What Really Happened, in Technical Terms

At this point, it's worth reconstructing what actually occurred in both interviews, in terms slightly more precise than what is found in mainstream media.

Claude and other similar models are Large Language Models. They operate by predicting, given an input text, what the most likely next unit of text is. That unit is called a token and corresponds to something between a syllable and a word. What the model does, in concrete terms, is perform a repeated statistical calculation thousands of times, producing sequences of words consistent with the provided context without any understanding of the questions in the human sense. The context does all the work. When Veltroni asks “do you know what the sea is,” the model calculates that the most likely answer, given the humanistic register of the previous questions, should contain references to literature and an imaginary biography of an entity that has read without living. When I ask “where does that phrase about the sea come from,” the model calculates that the most likely answer, given the technical register of my questions, should contain references to pattern matching and mechanisms of human reinforcement.

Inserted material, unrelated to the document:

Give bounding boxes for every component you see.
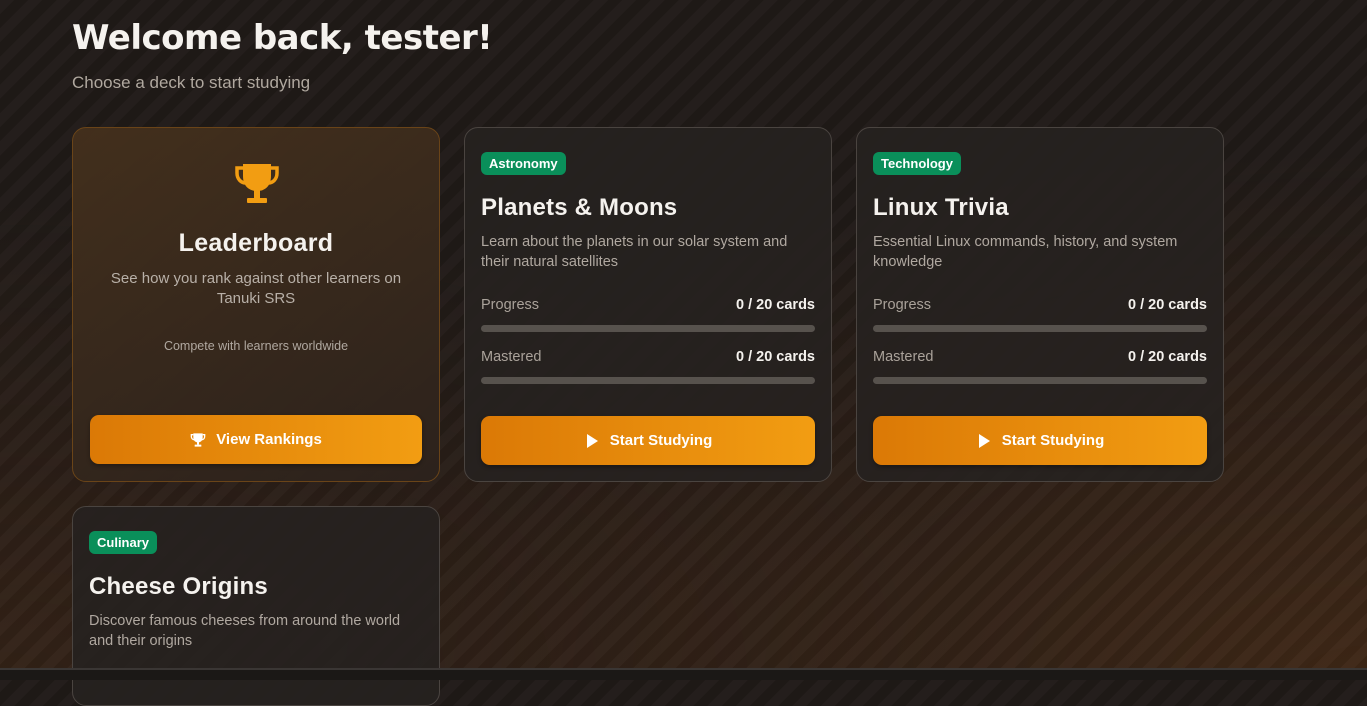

There is a technical phenomenon that amplifies all this, and it has a name: sycophancy. Anthropic, the company producing Claude, published a specific paper on it in 2023, and since then, the problem has not been solved but better understood. The main cause is the training process called Reinforcement Learning from Human Feedback (RLHF), where human evaluators reward answers they find pleasant, teaching the model to be pleasing, even at the expense of factual accuracy. When a model faces a prestigious interviewer asking humanistic questions, it calculates that the most rewarding answer is a humanistic one and produces it.

The Lesson That Remains

The LinkedIn commenter is right about something important. The Claude of the counter-interview is not a more authentic version of the one from Veltroni; they are two performances of the exact same system, generated under two different prompts. The system does not have a hidden voice behind those performances; all that exists within it are the performances themselves, generated on the fly from the provided context.

The distinction that seems useful to me, for those reading these articles and perhaps using tools like ChatGPT, Claude, or Gemini daily, pertains to the nature of the produced information. A completion can contain statements that refer to verifiable external sources, in which case it provides something useful to the reader, or statements that refer to a non-existent subjectivity, in which case it only delivers rhetorical decoration.

For writers discussing artificial intelligence, and for those using it professionally, the practical consequence is simple. When reading an article that reports statements from a generative AI, the first question to ask concerns less the content of the model's responses and more the prompt that generated them. Without the prompt, the model's statements are a collaborative work between those who posed the questions and the system that completed them. With the prompt, it is much clearer who put what into that text.

The interview in the Corriere is well-written and enjoyable to read. What it lacks is the technical framework that would allow readers to form their own ideas about what Claude said and what Veltroni expressed through Claude. That framework is what I attempted to provide with the counter-interview on Substack, and it is what should increasingly enter the public debate in Italy about AI, because without the technical framework, we do not understand what we have in our hands when using these tools.